This is big news for eager fans who were disappointed that the entertainment company and Selma director Ava DuVernay could not settle creative differences in talks last year.
The king of the fictional African nation of Wakanda, he made his first appearance in the Marvel Universe in Fantastic Four #52 in July 1966, and traveled to New York City to join The Avengers in 1968.
“This one is important,” Marvel Studios President Kevin Feige said in Empire Magazine. “Not only do you get an unbelievable lead character, but you also get all of Wakanda, which is a whole new setting and culture to explore.”
Although he first left the comic pages in a 2011 animated series titled Marvel Knights: Black Panther, voiced by Djimon Honsou (Guardians of the Galaxy), our first look at a live-action Black Panther will be in Captain America: Civil War, out May 6, 2016.

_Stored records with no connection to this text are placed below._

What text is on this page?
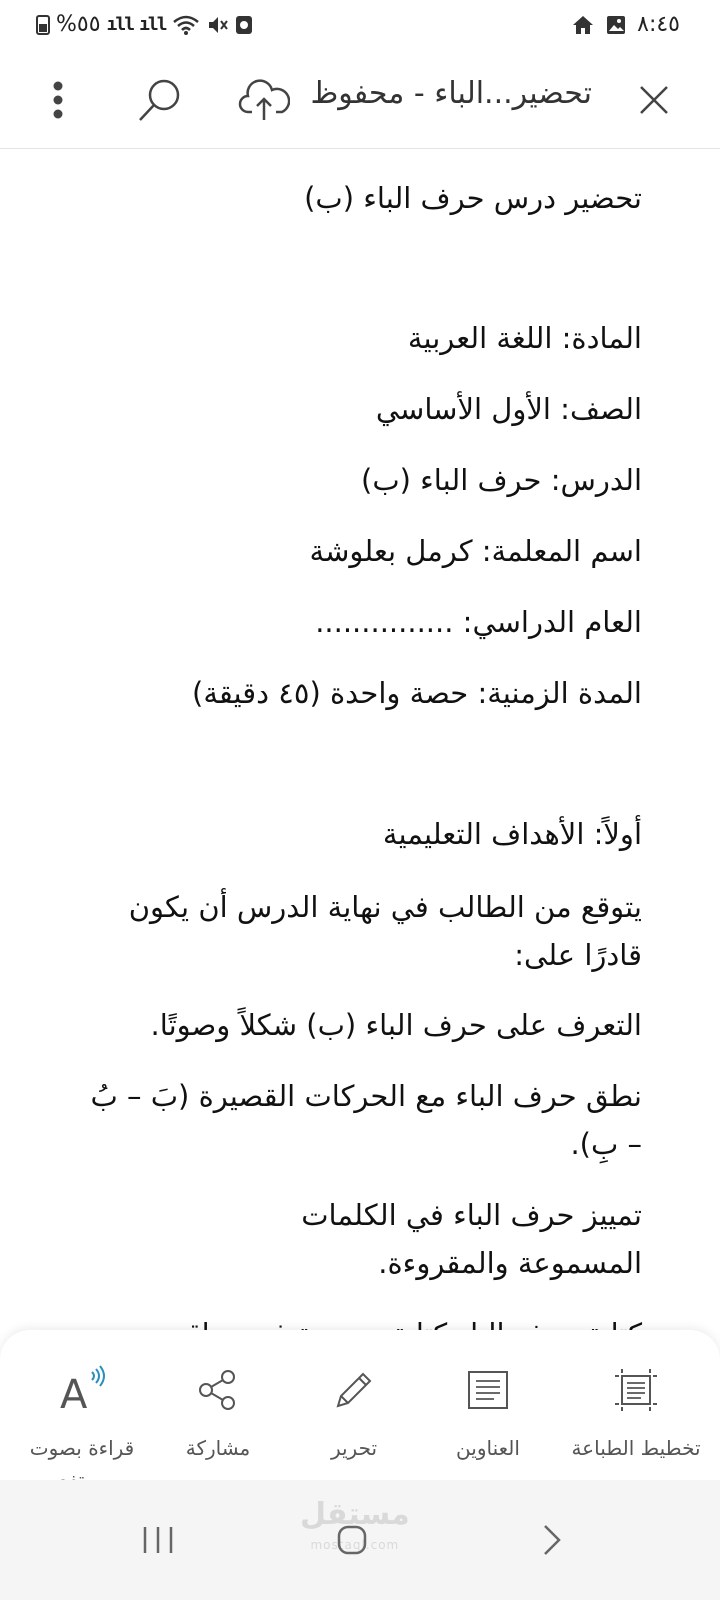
%٥٥ ıll ıll	٨:٤٥
تحضير...الباء - محفوظ

تحضير درس حرف الباء (ب)

المادة: اللغة العربية

الصف: الأول الأساسي

الدرس: حرف الباء (ب)

اسم المعلمة: كرمل بعلوشة

العام الدراسي: ...............

المدة الزمنية: حصة واحدة (٤٥ دقيقة)

أولاً: الأهداف التعليمية

يتوقع من الطالب في نهاية الدرس أن يكون قادرًا على:

التعرف على حرف الباء (ب) شكلاً وصوتًا.

نطق حرف الباء مع الحركات القصيرة (بَ – بُ – بِ).

تمييز حرف الباء في الكلمات المسموعة والمقروءة.

تخطيط الطباعة
العناوين
تحرير
مشاركة
A
قراءة بصوت
مستقل
mostaql.com
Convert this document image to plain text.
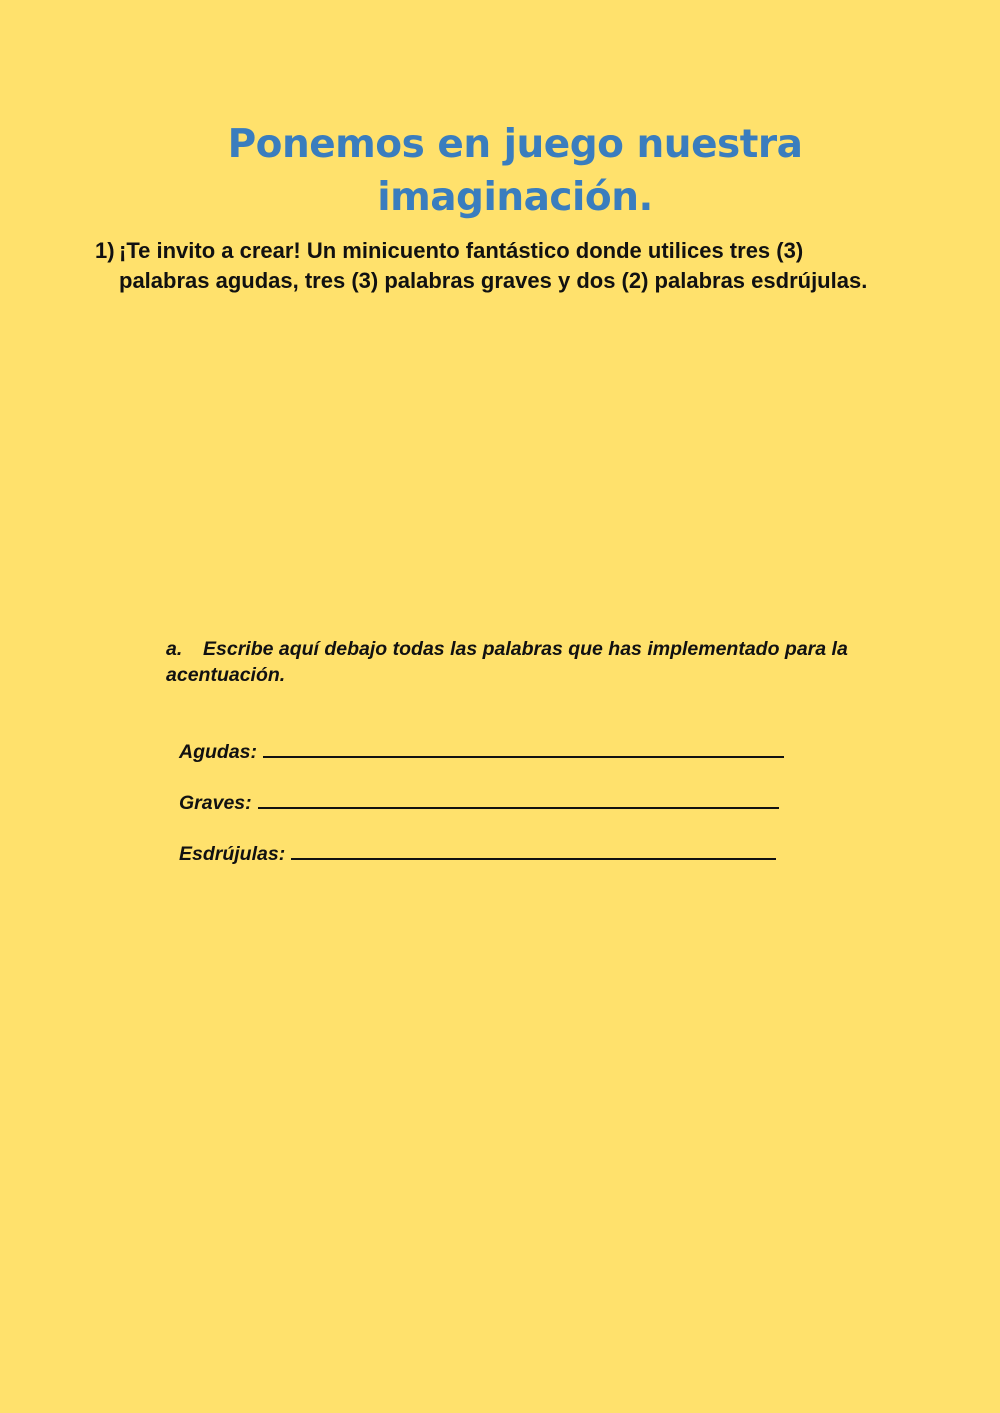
Ponemos en juego nuestra
imaginación.
1) ¡Te invito a crear! Un minicuento fantástico donde utilices tres (3) palabras agudas, tres (3) palabras graves y dos (2) palabras esdrújulas.
a. Escribe aquí debajo todas las palabras que has implementado para la acentuación.
Agudas:
Graves:
Esdrújulas:
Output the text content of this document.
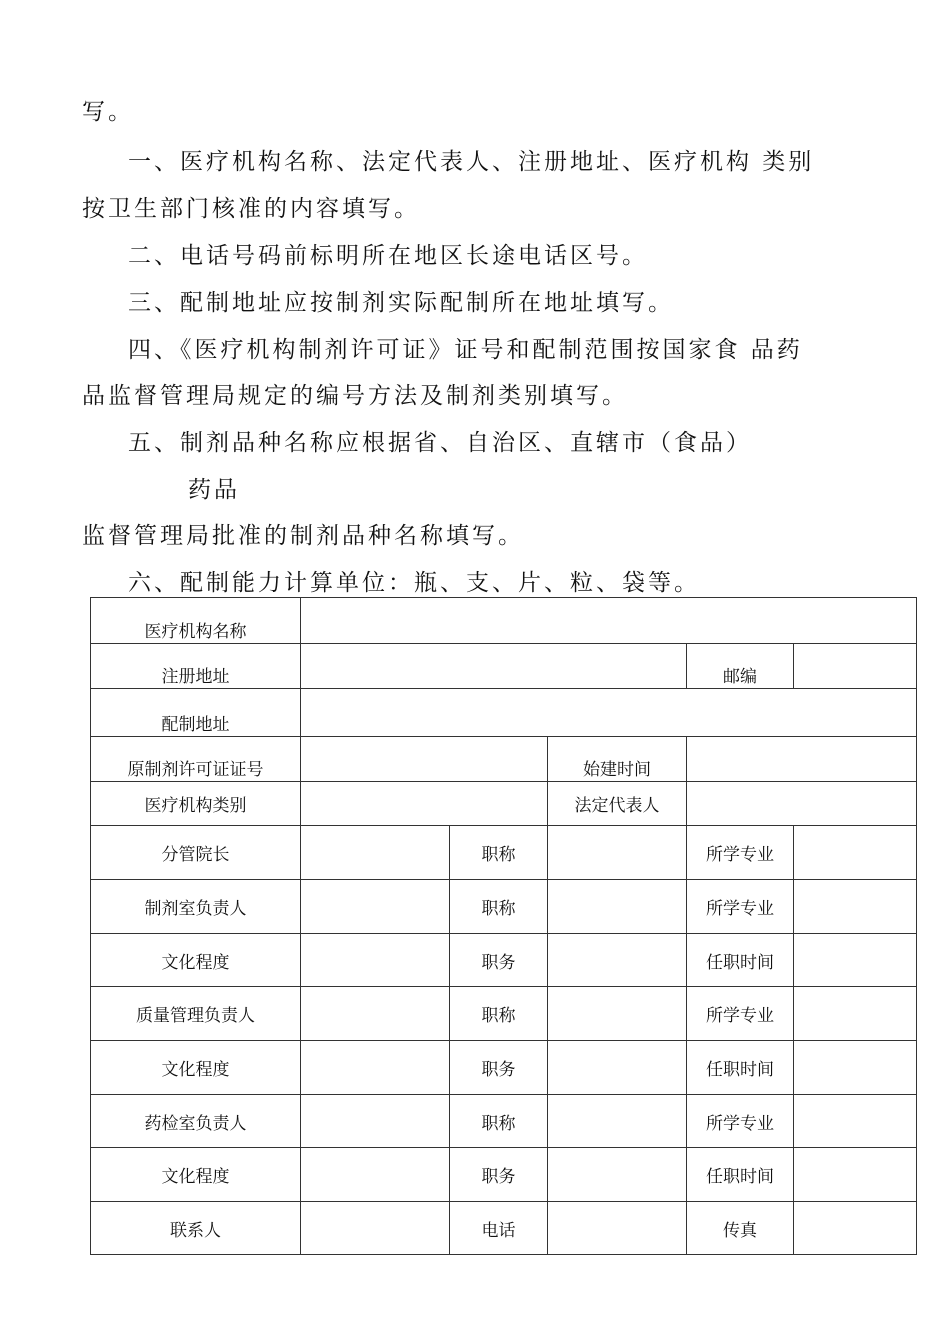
写。
一、医疗机构名称、法定代表人、注册地址、医疗机构 类别
按卫生部门核准的内容填写。
二、电话号码前标明所在地区长途电话区号。
三、配制地址应按制剂实际配制所在地址填写。
四、《医疗机构制剂许可证》证号和配制范围按国家食 品药
品监督管理局规定的编号方法及制剂类别填写。
五、制剂品种名称应根据省、自治区、直辖市（食品）
药品
监督管理局批准的制剂品种名称填写。
六、配制能力计算单位：瓶、支、片、粒、袋等。
医疗机构名称					
注册地址				邮编	
配制地址					
原制剂许可证证号			始建时间		
医疗机构类别			法定代表人		
分管院长		职称		所学专业	
制剂室负责人		职称		所学专业	
文化程度		职务		任职时间	
质量管理负责人		职称		所学专业	
文化程度		职务		任职时间	
药检室负责人		职称		所学专业	
文化程度		职务		任职时间	
联系人		电话		传真	
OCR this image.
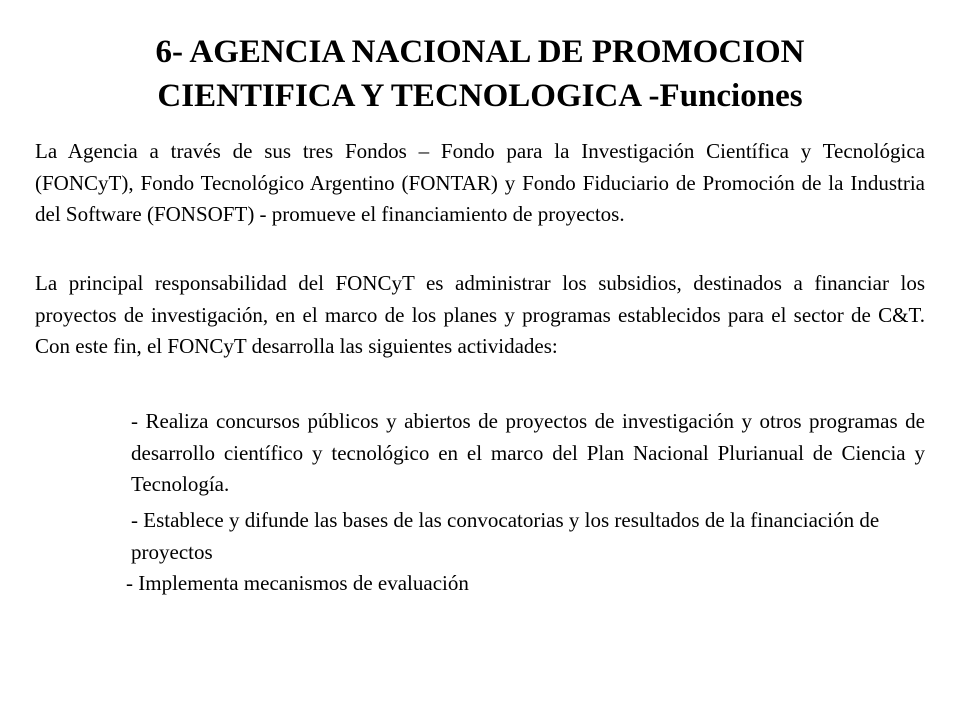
6- AGENCIA NACIONAL DE PROMOCION
CIENTIFICA Y TECNOLOGICA -Funciones

La Agencia a través de sus tres Fondos – Fondo para la Investigación Científica y Tecnológica (FONCyT), Fondo Tecnológico Argentino (FONTAR) y Fondo Fiduciario de Promoción de la Industria del Software (FONSOFT) - promueve el financiamiento de proyectos.

La principal responsabilidad del FONCyT es administrar los subsidios, destinados a financiar los proyectos de investigación, en el marco de los planes y programas establecidos para el sector de C&T. Con este fin, el FONCyT desarrolla las siguientes actividades:

- Realiza concursos públicos y abiertos de proyectos de investigación y otros programas de desarrollo científico y tecnológico en el marco del Plan Nacional Plurianual de Ciencia y Tecnología.

- Establece y difunde las bases de las convocatorias y los resultados de la financiación de proyectos

- Implementa mecanismos de evaluación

Black Panther’s solo film has been set for several release dates, first
November 3, 2017, then July 6, 2018, and now up to February 16, 2018.
Adapted for screenplay by Joe Robert Cole, Black Panther will chronicle T’Challa’s forced rise from prince to king after his father is treacherously killed.
29-year-old Coogler, an Oakland native, solidified his rising star status in 2013 with Fruitvale Station, starring Michael B. Jordan.
Coogler and Jordan reunited for their latest blockbuster hit (and must-see if you haven’t), Creed, which has earned awards from the African-American Film Critics Association, Boston Online Film Critics Association, Los Angeles Film Critics Association, and National Board of Review.